H. Paus Johannes Paulus II - 22 november 1981
Aan de wortels van deze verschijnselen ligt vaak een verwording van de opvatting en van de ervaring van de vrijheid, die niet begrepen wordt als het vermogen de waarheid van Gods plan met het huwelijk en het gezin te realiseren, maar als een autonome kracht tot zelfbevestiging, dikwijls tegen de anderen in, ten behoeve van het eigen egoïstisch welzijn.
Wij moeten ook aandacht hebben voor het feit dat in de landen van de Derde Wereld de gezinnen vaak gebrek hebben aan de elementaire middelen tot overleven, zoals voedsel, werk, huisvesting, geneeskundige verzorging, en de meest fundamentele vrijheden missen. In de rijke landen daarentegen beroven de overdreven welvaart en de consumptiementaliteit, die op paradoxale wijze gepaard gaat met een bepaalde angst en onzekerheid voor de toekomst, de echtgenoten van de edelmoedigheid en de moed nieuw menselijk leven te verwekken: zo wordt het leven dikwijls niet als een zegen maar als een gevaar gezien, dat men moet afwenden.

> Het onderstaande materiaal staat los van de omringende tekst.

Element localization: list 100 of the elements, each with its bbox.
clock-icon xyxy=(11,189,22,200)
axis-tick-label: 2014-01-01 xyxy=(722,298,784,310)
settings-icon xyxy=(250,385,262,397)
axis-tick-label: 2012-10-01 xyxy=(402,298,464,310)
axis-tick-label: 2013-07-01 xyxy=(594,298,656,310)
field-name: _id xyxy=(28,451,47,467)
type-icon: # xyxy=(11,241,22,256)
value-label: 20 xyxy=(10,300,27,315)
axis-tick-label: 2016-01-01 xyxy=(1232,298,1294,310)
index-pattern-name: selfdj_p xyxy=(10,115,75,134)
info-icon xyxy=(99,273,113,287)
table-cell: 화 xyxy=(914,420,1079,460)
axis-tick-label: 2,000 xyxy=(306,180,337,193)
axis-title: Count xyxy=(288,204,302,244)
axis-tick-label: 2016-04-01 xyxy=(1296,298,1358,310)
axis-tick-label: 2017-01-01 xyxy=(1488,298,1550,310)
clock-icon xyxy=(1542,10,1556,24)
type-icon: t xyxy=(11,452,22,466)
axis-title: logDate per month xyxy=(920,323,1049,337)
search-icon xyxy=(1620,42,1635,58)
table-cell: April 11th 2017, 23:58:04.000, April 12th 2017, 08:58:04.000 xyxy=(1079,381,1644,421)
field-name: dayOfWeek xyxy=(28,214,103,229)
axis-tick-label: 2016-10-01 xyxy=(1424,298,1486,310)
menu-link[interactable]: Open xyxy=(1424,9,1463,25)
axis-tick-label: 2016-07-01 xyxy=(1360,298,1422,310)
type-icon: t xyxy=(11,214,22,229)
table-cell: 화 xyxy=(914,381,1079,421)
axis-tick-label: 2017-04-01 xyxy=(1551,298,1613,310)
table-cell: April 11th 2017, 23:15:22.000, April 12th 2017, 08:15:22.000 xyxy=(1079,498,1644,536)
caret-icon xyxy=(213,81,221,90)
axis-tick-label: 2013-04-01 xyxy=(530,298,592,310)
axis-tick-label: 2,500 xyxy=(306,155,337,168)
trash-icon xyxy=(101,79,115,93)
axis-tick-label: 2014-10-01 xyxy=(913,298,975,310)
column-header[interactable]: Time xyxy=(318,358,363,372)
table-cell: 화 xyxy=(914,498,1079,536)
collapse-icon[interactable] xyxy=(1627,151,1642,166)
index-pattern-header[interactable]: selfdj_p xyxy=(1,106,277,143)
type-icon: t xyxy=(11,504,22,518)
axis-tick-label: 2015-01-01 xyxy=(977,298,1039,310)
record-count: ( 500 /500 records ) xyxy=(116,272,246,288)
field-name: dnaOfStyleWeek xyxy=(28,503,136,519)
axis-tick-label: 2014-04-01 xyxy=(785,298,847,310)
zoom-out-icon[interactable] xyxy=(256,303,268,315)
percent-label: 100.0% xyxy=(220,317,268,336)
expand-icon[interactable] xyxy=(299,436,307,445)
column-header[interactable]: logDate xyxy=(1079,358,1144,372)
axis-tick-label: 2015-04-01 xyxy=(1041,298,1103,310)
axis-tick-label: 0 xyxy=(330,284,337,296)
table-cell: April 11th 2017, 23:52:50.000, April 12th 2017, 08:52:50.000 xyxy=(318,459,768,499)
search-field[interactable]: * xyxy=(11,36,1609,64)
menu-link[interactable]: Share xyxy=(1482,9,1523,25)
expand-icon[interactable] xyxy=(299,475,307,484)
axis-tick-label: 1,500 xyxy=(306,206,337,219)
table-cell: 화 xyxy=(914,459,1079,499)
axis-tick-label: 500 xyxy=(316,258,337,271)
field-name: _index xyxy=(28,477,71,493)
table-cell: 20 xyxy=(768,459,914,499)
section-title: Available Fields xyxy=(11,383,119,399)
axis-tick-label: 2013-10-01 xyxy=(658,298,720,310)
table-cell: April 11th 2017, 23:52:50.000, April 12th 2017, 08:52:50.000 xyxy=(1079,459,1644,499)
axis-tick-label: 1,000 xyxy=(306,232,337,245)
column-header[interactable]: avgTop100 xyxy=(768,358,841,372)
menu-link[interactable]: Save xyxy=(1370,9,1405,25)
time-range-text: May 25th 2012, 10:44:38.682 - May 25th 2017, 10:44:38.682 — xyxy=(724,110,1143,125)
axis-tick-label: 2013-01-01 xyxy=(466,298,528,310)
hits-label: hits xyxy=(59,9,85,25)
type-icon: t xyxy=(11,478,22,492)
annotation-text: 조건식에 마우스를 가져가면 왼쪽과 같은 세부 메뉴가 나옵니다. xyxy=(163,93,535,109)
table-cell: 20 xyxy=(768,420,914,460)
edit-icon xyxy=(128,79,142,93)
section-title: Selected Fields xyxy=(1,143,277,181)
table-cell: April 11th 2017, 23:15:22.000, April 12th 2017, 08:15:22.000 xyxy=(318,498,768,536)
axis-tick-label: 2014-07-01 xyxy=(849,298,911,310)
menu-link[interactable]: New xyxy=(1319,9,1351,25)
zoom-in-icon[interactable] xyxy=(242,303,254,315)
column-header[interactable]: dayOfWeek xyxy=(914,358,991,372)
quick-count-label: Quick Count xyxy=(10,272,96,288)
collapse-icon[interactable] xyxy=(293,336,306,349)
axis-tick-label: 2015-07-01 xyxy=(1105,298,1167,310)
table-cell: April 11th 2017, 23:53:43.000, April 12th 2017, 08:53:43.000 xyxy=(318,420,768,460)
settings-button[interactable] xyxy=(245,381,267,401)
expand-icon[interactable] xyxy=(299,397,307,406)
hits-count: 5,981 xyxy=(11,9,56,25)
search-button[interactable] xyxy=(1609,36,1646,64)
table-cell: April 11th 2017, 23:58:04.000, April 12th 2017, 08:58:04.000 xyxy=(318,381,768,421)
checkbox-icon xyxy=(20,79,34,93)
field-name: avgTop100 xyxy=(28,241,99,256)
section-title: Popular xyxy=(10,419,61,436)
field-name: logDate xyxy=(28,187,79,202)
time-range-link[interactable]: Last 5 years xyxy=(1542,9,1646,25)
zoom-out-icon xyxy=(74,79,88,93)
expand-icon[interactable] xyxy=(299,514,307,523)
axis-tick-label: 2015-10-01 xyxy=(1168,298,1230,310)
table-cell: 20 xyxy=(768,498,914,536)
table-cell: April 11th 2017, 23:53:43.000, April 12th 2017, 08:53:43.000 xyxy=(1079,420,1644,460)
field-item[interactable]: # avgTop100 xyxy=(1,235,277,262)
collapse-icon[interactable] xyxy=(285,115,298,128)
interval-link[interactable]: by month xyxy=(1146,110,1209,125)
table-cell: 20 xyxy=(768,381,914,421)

De historische situatie waarin het gezin leeft, tekent zich dus af als een complex van licht en duisternis. Dit toont aan dat de geschiedenis niet zonder meer een automatische opmars naar het betere is, maar een product van vrijheid, liever gezegd: een strijd tussen tegengestelde vrijheden, of volgens de bekende uitdrukking van Sint Augustinus, een conflict tussen twee liefdes: de Godsliefde die haar toppunt vindt in zelfverachting, en de eigenliefde die haar toppunt vindt in verachting van God Vgl. H. Augustinus, Over de Stad Gods, De Civitate Dei. XIV, 28; CSEL 40, II, 56-57.
Hieruit volgt dat alleen de opvoeding tot liefde die in het geloof geworteld is, kan leiden tot de verwerving van het vermogen de "tekenen des tijds" te verstaan, die de historische uitdrukking zijn van de ene en van de andere liefde.